I have to share this part: the novel begins with a glimpse of Daniel Glover, 16-year-old son of Malcolm and Katherine, lounging about with a visible erection during a neighborhood party, and ends with Daniel, now a middle-aged overweight businessman, sitting down with a new copy of this very novel:

“What are you reading?” Helen said coming over. “What’s it about?”
“Oh, I don’t know,” Daniel said. “It’s sort of about people like us, I think.”

Yes. It’s about people like us. Philip Hensher is a brilliant writer, and I will be back for more.

mulberry empire The Mulberry Empire, by Philip Hensher
I had just finished Philip Hensher’s The Northern Clemency and wanted to read more by this author. The Mulberry Empire, a fictionalized account of British empire-building and subsequent defeat in Afghanistan between 1839 and 1842, is larger in scope but every bit as engaging as The Northern Clemency. Parts of it, even a century and a half after the events depicted, are terrifying. Anyone who thinks Afghanistan will be a pushover this time around needs to bone up on history.
the city and the city The City & the City, by China Miéville
When I read words or names I can’t mentally pronounce, I stumble. A novel that would otherwise be a pleasant read becomes an effort of will. Philip Pullman did it to me in his brilliant His Dark Materials trilogy (I still don’t know how to pronounce “Pantalion”). This time it’s China Miéville with The City & The City.

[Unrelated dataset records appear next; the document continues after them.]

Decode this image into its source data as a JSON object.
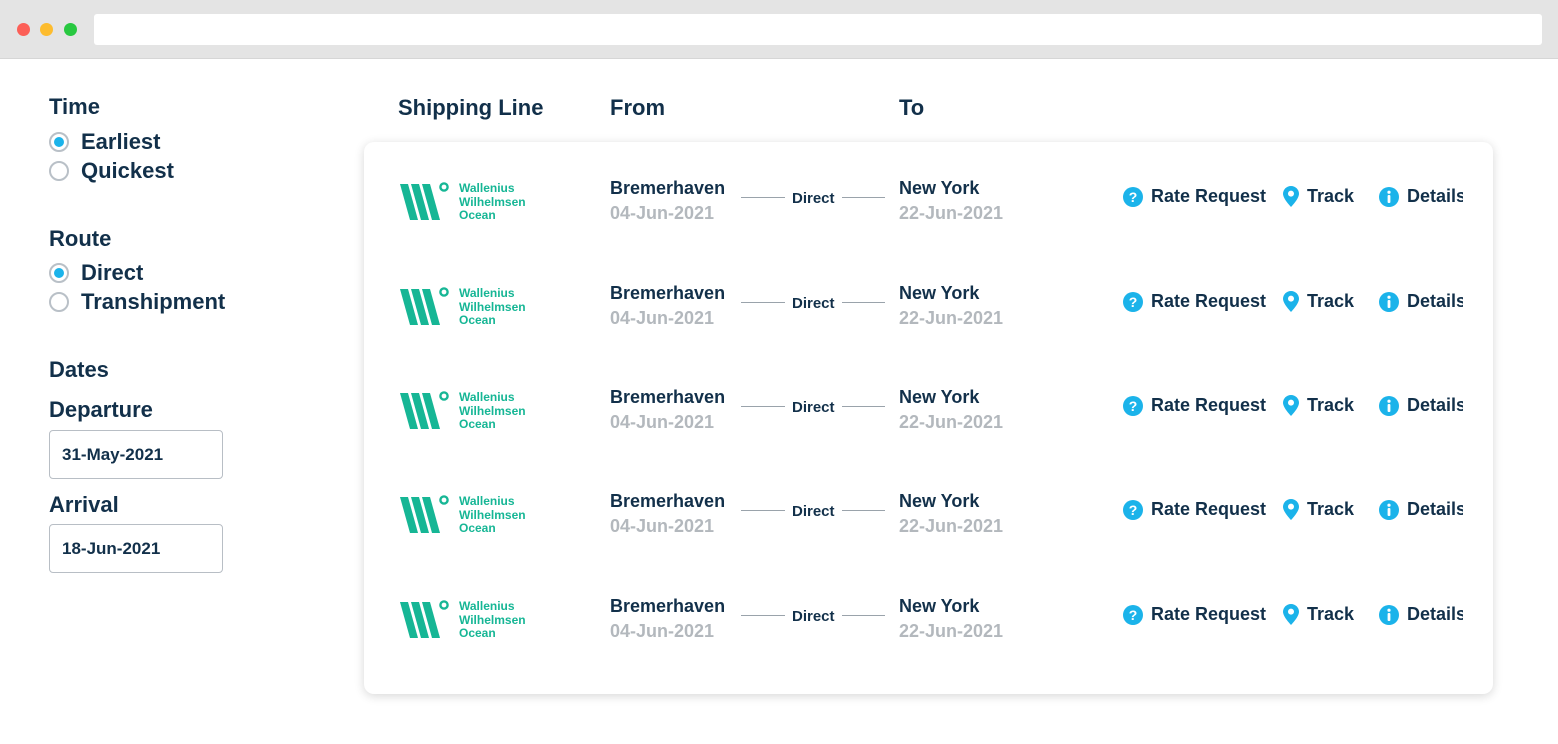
{
  "filters": {
    "time": {
      "title": "Time",
      "options": [
        {
          "label": "Earliest",
          "selected": true
        },
        {
          "label": "Quickest",
          "selected": false
        }
      ]
    },
    "route": {
      "title": "Route",
      "options": [
        {
          "label": "Direct",
          "selected": true
        },
        {
          "label": "Transhipment",
          "selected": false
        }
      ]
    },
    "dates": {
      "title": "Dates",
      "departure_label": "Departure",
      "departure_value": "31-May-2021",
      "arrival_label": "Arrival",
      "arrival_value": "18-Jun-2021"
    }
  },
  "table": {
    "headers": {
      "shipping_line": "Shipping Line",
      "from": "From",
      "to": "To"
    },
    "rows": [
      {
        "carrier": [
          "Wallenius",
          "Wilhelmsen",
          "Ocean"
        ],
        "from_city": "Bremerhaven",
        "from_date": "04-Jun-2021",
        "route": "Direct",
        "to_city": "New York",
        "to_date": "22-Jun-2021",
        "rate_label": "Rate Request",
        "track_label": "Track",
        "details_label": "Details"
      },
      {
        "carrier": [
          "Wallenius",
          "Wilhelmsen",
          "Ocean"
        ],
        "from_city": "Bremerhaven",
        "from_date": "04-Jun-2021",
        "route": "Direct",
        "to_city": "New York",
        "to_date": "22-Jun-2021",
        "rate_label": "Rate Request",
        "track_label": "Track",
        "details_label": "Details"
      },
      {
        "carrier": [
          "Wallenius",
          "Wilhelmsen",
          "Ocean"
        ],
        "from_city": "Bremerhaven",
        "from_date": "04-Jun-2021",
        "route": "Direct",
        "to_city": "New York",
        "to_date": "22-Jun-2021",
        "rate_label": "Rate Request",
        "track_label": "Track",
        "details_label": "Details"
      },
      {
        "carrier": [
          "Wallenius",
          "Wilhelmsen",
          "Ocean"
        ],
        "from_city": "Bremerhaven",
        "from_date": "04-Jun-2021",
        "route": "Direct",
        "to_city": "New York",
        "to_date": "22-Jun-2021",
        "rate_label": "Rate Request",
        "track_label": "Track",
        "details_label": "Details"
      },
      {
        "carrier": [
          "Wallenius",
          "Wilhelmsen",
          "Ocean"
        ],
        "from_city": "Bremerhaven",
        "from_date": "04-Jun-2021",
        "route": "Direct",
        "to_city": "New York",
        "to_date": "22-Jun-2021",
        "rate_label": "Rate Request",
        "track_label": "Track",
        "details_label": "Details"
      }
    ]
  },
  "icons": {
    "rate": "question-circle-icon",
    "track": "map-pin-icon",
    "details": "info-circle-icon"
  },
  "colors": {
    "accent": "#1bb3ea",
    "brand": "#16b695",
    "text": "#12304a",
    "muted": "#b3b8bd"
  }
}
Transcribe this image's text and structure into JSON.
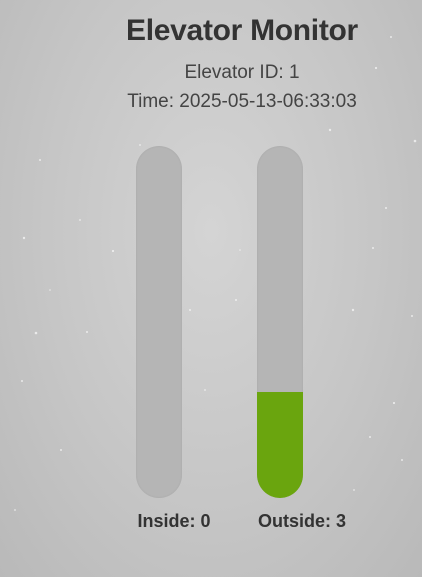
{
  "header": {
    "title": "Elevator Monitor",
    "elevator_id_text": "Elevator ID: 1",
    "time_text": "Time: 2025-05-13-06:33:03"
  },
  "gauges": {
    "max_capacity": 10,
    "inside": {
      "label": "Inside: 0",
      "count": 0,
      "fill_fraction": 0.0
    },
    "outside": {
      "label": "Outside: 3",
      "count": 3,
      "fill_fraction": 0.3
    }
  },
  "colors": {
    "fill": "#6aa50e",
    "track": "#b5b5b5",
    "text": "#333333"
  }
}
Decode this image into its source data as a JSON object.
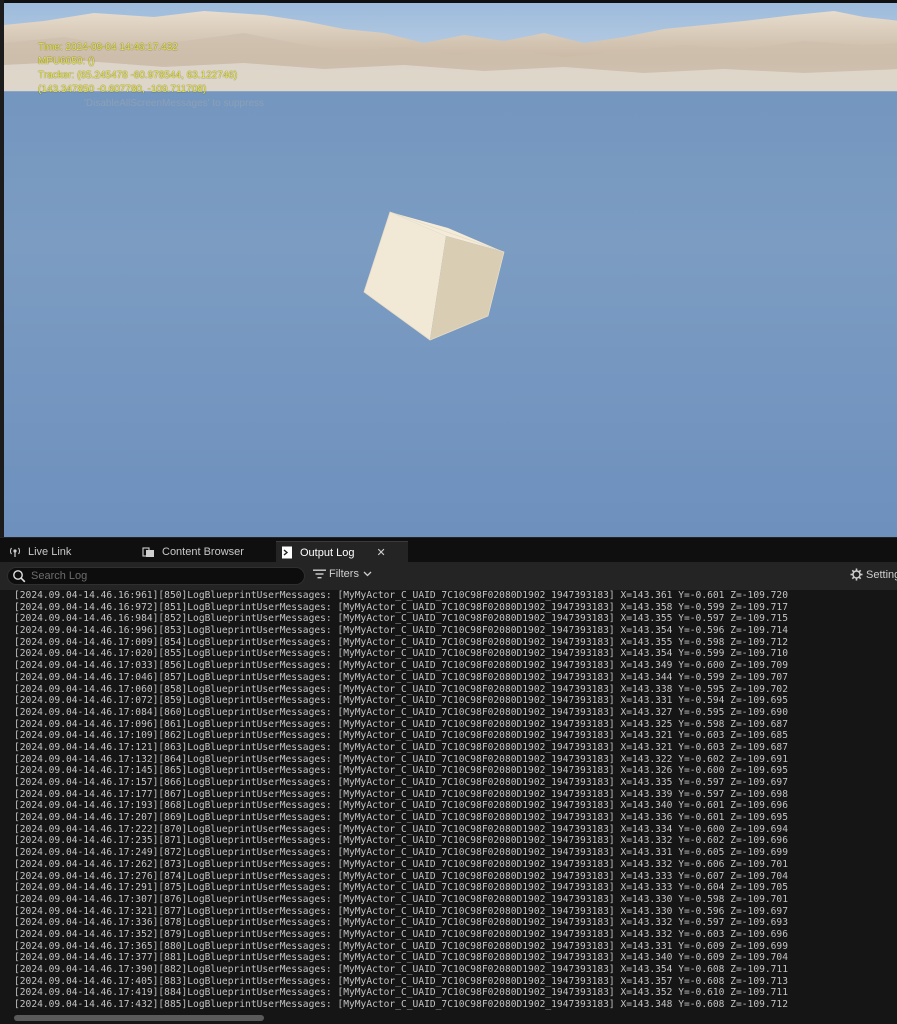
{
  "viewport": {
    "debug_lines": [
      "Time: 2024-09-04 14:46:17.432",
      "MPU6050: ()",
      "Tracker: (65.245478 -60.978544, 63.122746)",
      "(143.347850 -0.607780, -109.711708)"
    ],
    "suppress_text": "'DisableAllScreenMessages' to suppress"
  },
  "tabs": [
    {
      "label": "Live Link",
      "icon": "live-link-icon"
    },
    {
      "label": "Content Browser",
      "icon": "content-browser-icon"
    },
    {
      "label": "Output Log",
      "icon": "output-log-icon",
      "active": true
    }
  ],
  "toolbar": {
    "search_placeholder": "Search Log",
    "filters_label": "Filters",
    "settings_label": "Settings"
  },
  "log": {
    "lines": [
      "[2024.09.04-14.46.16:961][850]LogBlueprintUserMessages: [MyMyActor_C_UAID_7C10C98F02080D1902_1947393183] X=143.361 Y=-0.601 Z=-109.720",
      "[2024.09.04-14.46.16:972][851]LogBlueprintUserMessages: [MyMyActor_C_UAID_7C10C98F02080D1902_1947393183] X=143.358 Y=-0.599 Z=-109.717",
      "[2024.09.04-14.46.16:984][852]LogBlueprintUserMessages: [MyMyActor_C_UAID_7C10C98F02080D1902_1947393183] X=143.355 Y=-0.597 Z=-109.715",
      "[2024.09.04-14.46.16:996][853]LogBlueprintUserMessages: [MyMyActor_C_UAID_7C10C98F02080D1902_1947393183] X=143.354 Y=-0.596 Z=-109.714",
      "[2024.09.04-14.46.17:009][854]LogBlueprintUserMessages: [MyMyActor_C_UAID_7C10C98F02080D1902_1947393183] X=143.355 Y=-0.598 Z=-109.712",
      "[2024.09.04-14.46.17:020][855]LogBlueprintUserMessages: [MyMyActor_C_UAID_7C10C98F02080D1902_1947393183] X=143.354 Y=-0.599 Z=-109.710",
      "[2024.09.04-14.46.17:033][856]LogBlueprintUserMessages: [MyMyActor_C_UAID_7C10C98F02080D1902_1947393183] X=143.349 Y=-0.600 Z=-109.709",
      "[2024.09.04-14.46.17:046][857]LogBlueprintUserMessages: [MyMyActor_C_UAID_7C10C98F02080D1902_1947393183] X=143.344 Y=-0.599 Z=-109.707",
      "[2024.09.04-14.46.17:060][858]LogBlueprintUserMessages: [MyMyActor_C_UAID_7C10C98F02080D1902_1947393183] X=143.338 Y=-0.595 Z=-109.702",
      "[2024.09.04-14.46.17:072][859]LogBlueprintUserMessages: [MyMyActor_C_UAID_7C10C98F02080D1902_1947393183] X=143.331 Y=-0.594 Z=-109.695",
      "[2024.09.04-14.46.17:084][860]LogBlueprintUserMessages: [MyMyActor_C_UAID_7C10C98F02080D1902_1947393183] X=143.327 Y=-0.595 Z=-109.690",
      "[2024.09.04-14.46.17:096][861]LogBlueprintUserMessages: [MyMyActor_C_UAID_7C10C98F02080D1902_1947393183] X=143.325 Y=-0.598 Z=-109.687",
      "[2024.09.04-14.46.17:109][862]LogBlueprintUserMessages: [MyMyActor_C_UAID_7C10C98F02080D1902_1947393183] X=143.321 Y=-0.603 Z=-109.685",
      "[2024.09.04-14.46.17:121][863]LogBlueprintUserMessages: [MyMyActor_C_UAID_7C10C98F02080D1902_1947393183] X=143.321 Y=-0.603 Z=-109.687",
      "[2024.09.04-14.46.17:132][864]LogBlueprintUserMessages: [MyMyActor_C_UAID_7C10C98F02080D1902_1947393183] X=143.322 Y=-0.602 Z=-109.691",
      "[2024.09.04-14.46.17:145][865]LogBlueprintUserMessages: [MyMyActor_C_UAID_7C10C98F02080D1902_1947393183] X=143.326 Y=-0.600 Z=-109.695",
      "[2024.09.04-14.46.17:157][866]LogBlueprintUserMessages: [MyMyActor_C_UAID_7C10C98F02080D1902_1947393183] X=143.335 Y=-0.597 Z=-109.697",
      "[2024.09.04-14.46.17:177][867]LogBlueprintUserMessages: [MyMyActor_C_UAID_7C10C98F02080D1902_1947393183] X=143.339 Y=-0.597 Z=-109.698",
      "[2024.09.04-14.46.17:193][868]LogBlueprintUserMessages: [MyMyActor_C_UAID_7C10C98F02080D1902_1947393183] X=143.340 Y=-0.601 Z=-109.696",
      "[2024.09.04-14.46.17:207][869]LogBlueprintUserMessages: [MyMyActor_C_UAID_7C10C98F02080D1902_1947393183] X=143.336 Y=-0.601 Z=-109.695",
      "[2024.09.04-14.46.17:222][870]LogBlueprintUserMessages: [MyMyActor_C_UAID_7C10C98F02080D1902_1947393183] X=143.334 Y=-0.600 Z=-109.694",
      "[2024.09.04-14.46.17:235][871]LogBlueprintUserMessages: [MyMyActor_C_UAID_7C10C98F02080D1902_1947393183] X=143.332 Y=-0.602 Z=-109.696",
      "[2024.09.04-14.46.17:249][872]LogBlueprintUserMessages: [MyMyActor_C_UAID_7C10C98F02080D1902_1947393183] X=143.331 Y=-0.605 Z=-109.699",
      "[2024.09.04-14.46.17:262][873]LogBlueprintUserMessages: [MyMyActor_C_UAID_7C10C98F02080D1902_1947393183] X=143.332 Y=-0.606 Z=-109.701",
      "[2024.09.04-14.46.17:276][874]LogBlueprintUserMessages: [MyMyActor_C_UAID_7C10C98F02080D1902_1947393183] X=143.333 Y=-0.607 Z=-109.704",
      "[2024.09.04-14.46.17:291][875]LogBlueprintUserMessages: [MyMyActor_C_UAID_7C10C98F02080D1902_1947393183] X=143.333 Y=-0.604 Z=-109.705",
      "[2024.09.04-14.46.17:307][876]LogBlueprintUserMessages: [MyMyActor_C_UAID_7C10C98F02080D1902_1947393183] X=143.330 Y=-0.598 Z=-109.701",
      "[2024.09.04-14.46.17:321][877]LogBlueprintUserMessages: [MyMyActor_C_UAID_7C10C98F02080D1902_1947393183] X=143.330 Y=-0.596 Z=-109.697",
      "[2024.09.04-14.46.17:336][878]LogBlueprintUserMessages: [MyMyActor_C_UAID_7C10C98F02080D1902_1947393183] X=143.332 Y=-0.597 Z=-109.693",
      "[2024.09.04-14.46.17:352][879]LogBlueprintUserMessages: [MyMyActor_C_UAID_7C10C98F02080D1902_1947393183] X=143.332 Y=-0.603 Z=-109.696",
      "[2024.09.04-14.46.17:365][880]LogBlueprintUserMessages: [MyMyActor_C_UAID_7C10C98F02080D1902_1947393183] X=143.331 Y=-0.609 Z=-109.699",
      "[2024.09.04-14.46.17:377][881]LogBlueprintUserMessages: [MyMyActor_C_UAID_7C10C98F02080D1902_1947393183] X=143.340 Y=-0.609 Z=-109.704",
      "[2024.09.04-14.46.17:390][882]LogBlueprintUserMessages: [MyMyActor_C_UAID_7C10C98F02080D1902_1947393183] X=143.354 Y=-0.608 Z=-109.711",
      "[2024.09.04-14.46.17:405][883]LogBlueprintUserMessages: [MyMyActor_C_UAID_7C10C98F02080D1902_1947393183] X=143.357 Y=-0.608 Z=-109.713",
      "[2024.09.04-14.46.17:419][884]LogBlueprintUserMessages: [MyMyActor_C_UAID_7C10C98F02080D1902_1947393183] X=143.352 Y=-0.610 Z=-109.711",
      "[2024.09.04-14.46.17:432][885]LogBlueprintUserMessages: [MyMyActor_C_UAID_7C10C98F02080D1902_1947393183] X=143.348 Y=-0.608 Z=-109.712"
    ]
  },
  "colors": {
    "debug_text": "#e8e94a",
    "sky": "#7c9cc2",
    "panel_bg": "#151515",
    "log_text": "#c3c3c3"
  }
}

Let’s start with the dude’s own name, China Miéville. Where, you ask, did a white British boy get a name like that? I’ll wager it’s not the name that’s on his birth certificate.

And then I started reading. Reading, and stumbling over, names like Bes?el, Bes?, Borlú, Ul Qoma, Corwi, Iy Déurnem, YulSainStrász (html tags for some of the characters used in these names don’t even exist, that’s how obscure and foreign they are) . . . stumbling nearly to the point of throwing the book across the room. But I slogged on, because why? Because I’m a sucker for alternate realities.

Bes?el and Ul Qoma, two cities vaguely located in southeastern Europe, inhabit the same geographical space. Each city contains “crosshatched” areas where residents of one city can see into the other city . . . and not just see, but smell, hear, or even walk into and interact with the citizens there, save for the fact that it’s culturally taboo and also illegal to do so, so much so that inhabitants of the co-located cities have learned from childhood on to “unsee” the other. Which is such a cool idea, I was sucked in despite all the tongue-tripping names.

But the book doesn’t live up to its grand concept. At the center of the plot is a murder, and the novel is essentially a police procedural. Despite the magical co-existence of two (or three, or possibly four) alternate realities, the murder, the cop stuff, and the ultimate resolution are all fairly mundane. Other than gee-whizzing over the concept of simultaneous realities, I felt that China Miéville didn’t really follow through with his great idea. I wanted more than I got.

And I still can’t pronounce China Miéville’s name, damn it.